A young islander who spent his childhood living in care has paid tribute to the fosterer that “saved” him as a vulnerable seven-year-old and changed his life through 14 years of “trust, love and support”.
The account came from Jake Le Caudey, who is nominating his foster father, Phil Graham, who looked after him alongside wife Pauline, for a Fostering Award.
The awards, which are being held next month with BBC presenter and X-Factor finalist Ashley John-Baptiste as host, have so far received 70 nominations.
Video: Jake speaks about his foster carer.
Held at St. Brelade’s Hotel in 11 May, the awards will celebrate the dedication of foster carers across the island with as many as 80 families in attendance alongside members of the Children, Young People, Education and Skills (CYPES) department.
Children’s Minister Senator Sam Mézec, who will open the awards, commented: “The ceremony is an opportunity to publicly recognise the outstanding dedication and quality of care that foster carers, and those connected to them, offer to our most vulnerable children and young people.
“Foster carers are heroes within our community and it is a pleasure to open this event to honour our foster carers for their selfless commitment to the island’s children.”
The eight categories include New Foster Carer, Short Break/Respite Career, Short-Term Carer, Connected Persons Carer, Permanency carer, Young Persons’ Choice, and Caring for Children with Disabilities.
Pictured: The awards will be opened by Senator Sam Mézec, Children's Minister.
However, the “most prestigious award”, according to CYPES officials, is the ‘Oustanding Contribution to Fostering Award’.
According to CYPES officials, it is reserved for those “who provide an outstanding level of nurturing, understanding and empathy for those children placed in their care.”

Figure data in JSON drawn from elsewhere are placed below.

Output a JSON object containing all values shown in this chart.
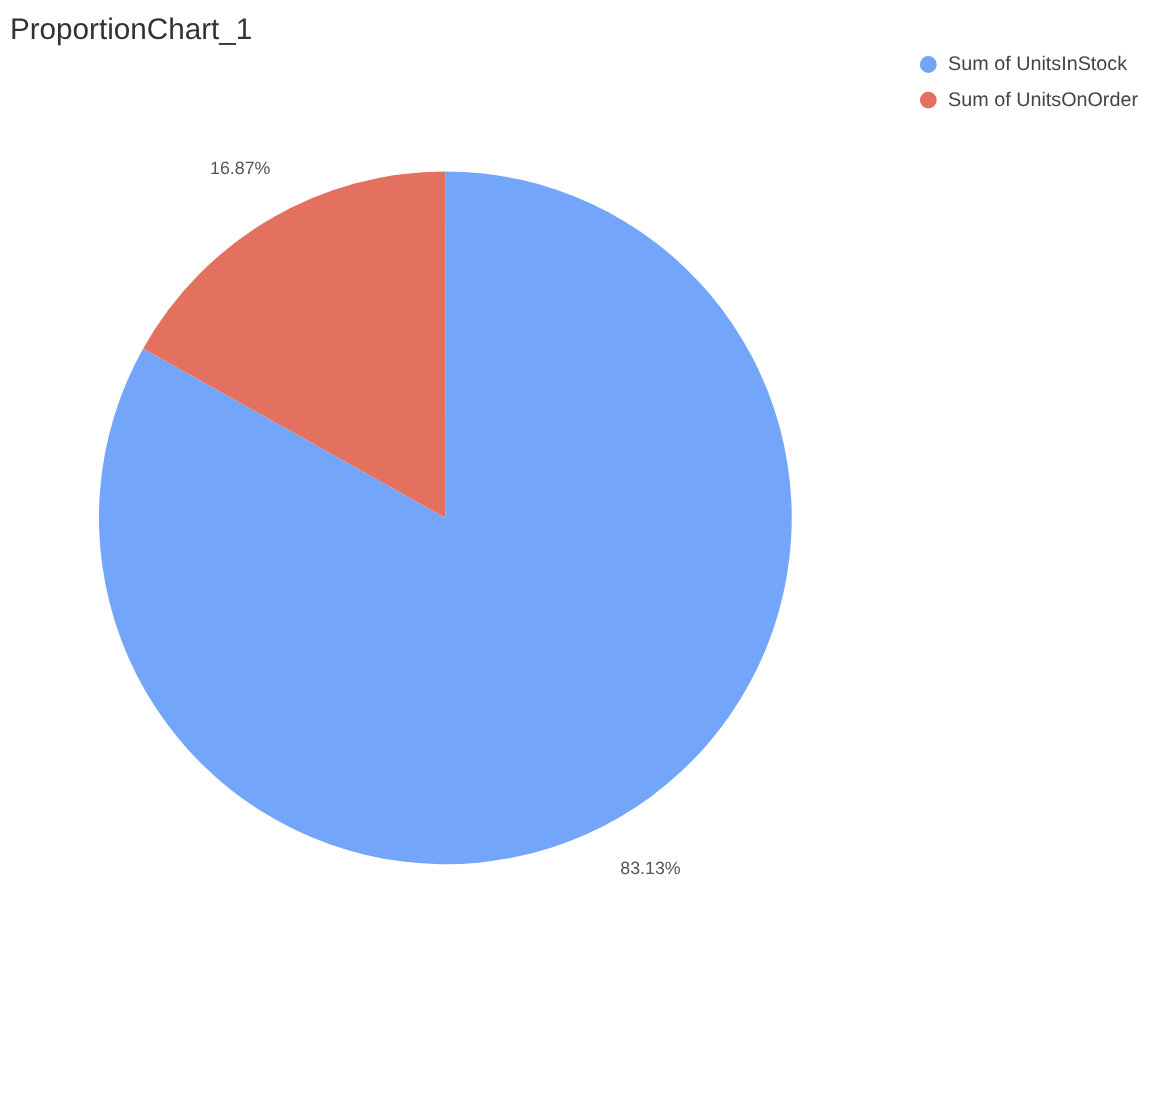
{
  "chart_data": {
    "type": "pie",
    "title": "ProportionChart_1",
    "categories": [
      "Sum of UnitsInStock",
      "Sum of UnitsOnOrder"
    ],
    "values": [
      83.13,
      16.87
    ],
    "colors": [
      "#73a5fb",
      "#e47060"
    ],
    "value_labels": [
      "83.13%",
      "16.87%"
    ],
    "legend": "right"
  }
}
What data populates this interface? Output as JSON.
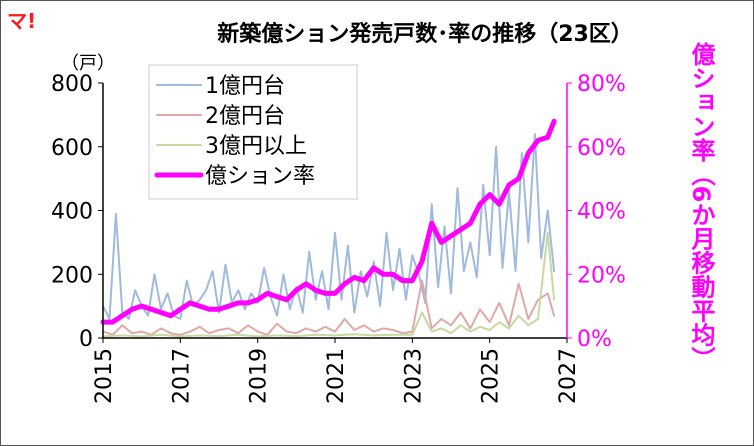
{
  "brand": {
    "logo": "マ!"
  },
  "chart_data": {
    "type": "line",
    "title": "新築億ション発売戸数･率の推移（23区）",
    "y_left_unit": "（戸）",
    "y_left_ticks": [
      "0",
      "200",
      "400",
      "600",
      "800"
    ],
    "y_left_range": [
      0,
      800
    ],
    "y_right_label": "億ション率（6か月移動平均）",
    "y_right_ticks": [
      "0%",
      "20%",
      "40%",
      "60%",
      "80%"
    ],
    "y_right_range": [
      0,
      80
    ],
    "x_ticks": [
      "2015",
      "2017",
      "2019",
      "2021",
      "2023",
      "2025",
      "2027"
    ],
    "x_range": [
      2015,
      2027
    ],
    "legend_position": "top-left",
    "colors": {
      "s1": "#9fbadb",
      "s2": "#e0a8a8",
      "s3": "#c6d9a0",
      "rate": "#ff00ff",
      "right_axis": "#ff00ff"
    },
    "series": [
      {
        "name": "1億円台",
        "axis": "left",
        "x": [
          2015.0,
          2015.167,
          2015.333,
          2015.5,
          2015.667,
          2015.833,
          2016.0,
          2016.167,
          2016.333,
          2016.5,
          2016.667,
          2016.833,
          2017.0,
          2017.167,
          2017.333,
          2017.5,
          2017.667,
          2017.833,
          2018.0,
          2018.167,
          2018.333,
          2018.5,
          2018.667,
          2018.833,
          2019.0,
          2019.167,
          2019.333,
          2019.5,
          2019.667,
          2019.833,
          2020.0,
          2020.167,
          2020.333,
          2020.5,
          2020.667,
          2020.833,
          2021.0,
          2021.167,
          2021.333,
          2021.5,
          2021.667,
          2021.833,
          2022.0,
          2022.167,
          2022.333,
          2022.5,
          2022.667,
          2022.833,
          2023.0,
          2023.167,
          2023.333,
          2023.5,
          2023.667,
          2023.833,
          2024.0,
          2024.167,
          2024.333,
          2024.5,
          2024.667,
          2024.833,
          2025.0,
          2025.167,
          2025.333,
          2025.5,
          2025.667,
          2025.833,
          2026.0,
          2026.167,
          2026.333,
          2026.5,
          2026.667
        ],
        "values": [
          100,
          60,
          390,
          80,
          60,
          150,
          100,
          70,
          200,
          90,
          140,
          70,
          60,
          180,
          100,
          120,
          150,
          210,
          80,
          230,
          110,
          150,
          90,
          140,
          110,
          220,
          130,
          70,
          200,
          90,
          160,
          80,
          270,
          120,
          210,
          90,
          330,
          120,
          290,
          80,
          210,
          130,
          240,
          100,
          330,
          150,
          280,
          120,
          260,
          200,
          110,
          420,
          160,
          350,
          140,
          470,
          210,
          300,
          190,
          480,
          260,
          600,
          220,
          460,
          210,
          580,
          300,
          640,
          250,
          400,
          210
        ]
      },
      {
        "name": "2億円台",
        "axis": "left",
        "x": [
          2015.0,
          2015.25,
          2015.5,
          2015.75,
          2016.0,
          2016.25,
          2016.5,
          2016.75,
          2017.0,
          2017.25,
          2017.5,
          2017.75,
          2018.0,
          2018.25,
          2018.5,
          2018.75,
          2019.0,
          2019.25,
          2019.5,
          2019.75,
          2020.0,
          2020.25,
          2020.5,
          2020.75,
          2021.0,
          2021.25,
          2021.5,
          2021.75,
          2022.0,
          2022.25,
          2022.5,
          2022.75,
          2023.0,
          2023.25,
          2023.5,
          2023.75,
          2024.0,
          2024.25,
          2024.5,
          2024.75,
          2025.0,
          2025.25,
          2025.5,
          2025.75,
          2026.0,
          2026.25,
          2026.5,
          2026.667
        ],
        "values": [
          20,
          10,
          40,
          15,
          20,
          10,
          30,
          15,
          10,
          20,
          35,
          15,
          25,
          30,
          15,
          40,
          20,
          10,
          45,
          20,
          15,
          30,
          20,
          35,
          20,
          60,
          25,
          40,
          20,
          30,
          25,
          15,
          20,
          180,
          30,
          60,
          40,
          80,
          30,
          90,
          50,
          110,
          40,
          170,
          60,
          120,
          140,
          70
        ]
      },
      {
        "name": "3億円以上",
        "axis": "left",
        "x": [
          2015.0,
          2015.5,
          2016.0,
          2016.5,
          2017.0,
          2017.5,
          2018.0,
          2018.5,
          2019.0,
          2019.5,
          2020.0,
          2020.5,
          2021.0,
          2021.5,
          2022.0,
          2022.5,
          2023.0,
          2023.25,
          2023.5,
          2023.75,
          2024.0,
          2024.25,
          2024.5,
          2024.75,
          2025.0,
          2025.25,
          2025.5,
          2025.75,
          2026.0,
          2026.25,
          2026.5,
          2026.667
        ],
        "values": [
          5,
          8,
          5,
          10,
          5,
          8,
          6,
          10,
          5,
          8,
          6,
          10,
          8,
          12,
          8,
          10,
          10,
          80,
          20,
          30,
          15,
          40,
          20,
          35,
          25,
          50,
          30,
          70,
          40,
          60,
          330,
          120
        ]
      },
      {
        "name": "億ション率",
        "axis": "right",
        "x": [
          2015.0,
          2015.25,
          2015.5,
          2015.75,
          2016.0,
          2016.25,
          2016.5,
          2016.75,
          2017.0,
          2017.25,
          2017.5,
          2017.75,
          2018.0,
          2018.25,
          2018.5,
          2018.75,
          2019.0,
          2019.25,
          2019.5,
          2019.75,
          2020.0,
          2020.25,
          2020.5,
          2020.75,
          2021.0,
          2021.25,
          2021.5,
          2021.75,
          2022.0,
          2022.25,
          2022.5,
          2022.75,
          2023.0,
          2023.25,
          2023.5,
          2023.75,
          2024.0,
          2024.25,
          2024.5,
          2024.75,
          2025.0,
          2025.25,
          2025.5,
          2025.75,
          2026.0,
          2026.25,
          2026.5,
          2026.667
        ],
        "values": [
          5,
          5,
          7,
          9,
          10,
          9,
          8,
          7,
          9,
          11,
          10,
          9,
          9,
          10,
          11,
          11,
          12,
          14,
          13,
          12,
          15,
          17,
          15,
          14,
          14,
          17,
          19,
          18,
          22,
          20,
          20,
          18,
          18,
          24,
          36,
          30,
          32,
          34,
          36,
          42,
          45,
          42,
          48,
          50,
          58,
          62,
          63,
          68
        ]
      }
    ]
  }
}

“Carers within this category are committed to the empowerment and advocacy of the children they care for and they seek to ensure that children have a voice and are heard within the looked-after system. Carers within this category are also committed to their own ongoing learning and development, seeking to evaluate and enhance their own practice in order to provide better outcomes for children,” the award criteria states.
Nominations can be made by any professional with regular contact with foster carers, as well as birth and foster children.
Pictured: Awards will also touch on the areas of respite care and caring for children with disabilities.
Jake, who describes his foster carers as “heroes”, explained why he hoped his foster father would win the top prize:
“Phil Graham started off as just a stranger who took me in when I was seven years old but fourteen years of trust, love and support made him so much more. When I was a boy I was scared of the world and most people in it but Phil was one of the few people that made me feel safe.
“He helped me learn what is right and what is wrong and I look up to him not only because, from my point of view, he quite literally saved my sister and I, but also for all the other children he and Pauline took in and helped over the years. Their dedication and selflessness to helping others has had a huge positive impact on the lives of so many children who needed a place to stay where they would feel safe and supported when they needed it most. And Pauline and Phil provided this, without fail, for myself, my sister and so many more. Their home was and always will be a sanctuary.
“So much of what I do and so much of what I strive to achieve I do for them, in the hope that I can make them proud by being a good person. I will do my best to follow their example and put myself forward and help those in need when they need it. Both my foster parents are exceptional and I would not be where I am today without them. They are my family and they are my home and though we are not related by blood when someone asks me who my Father is I tell them Phil Graham: the best man I know and the man I will always look up to.”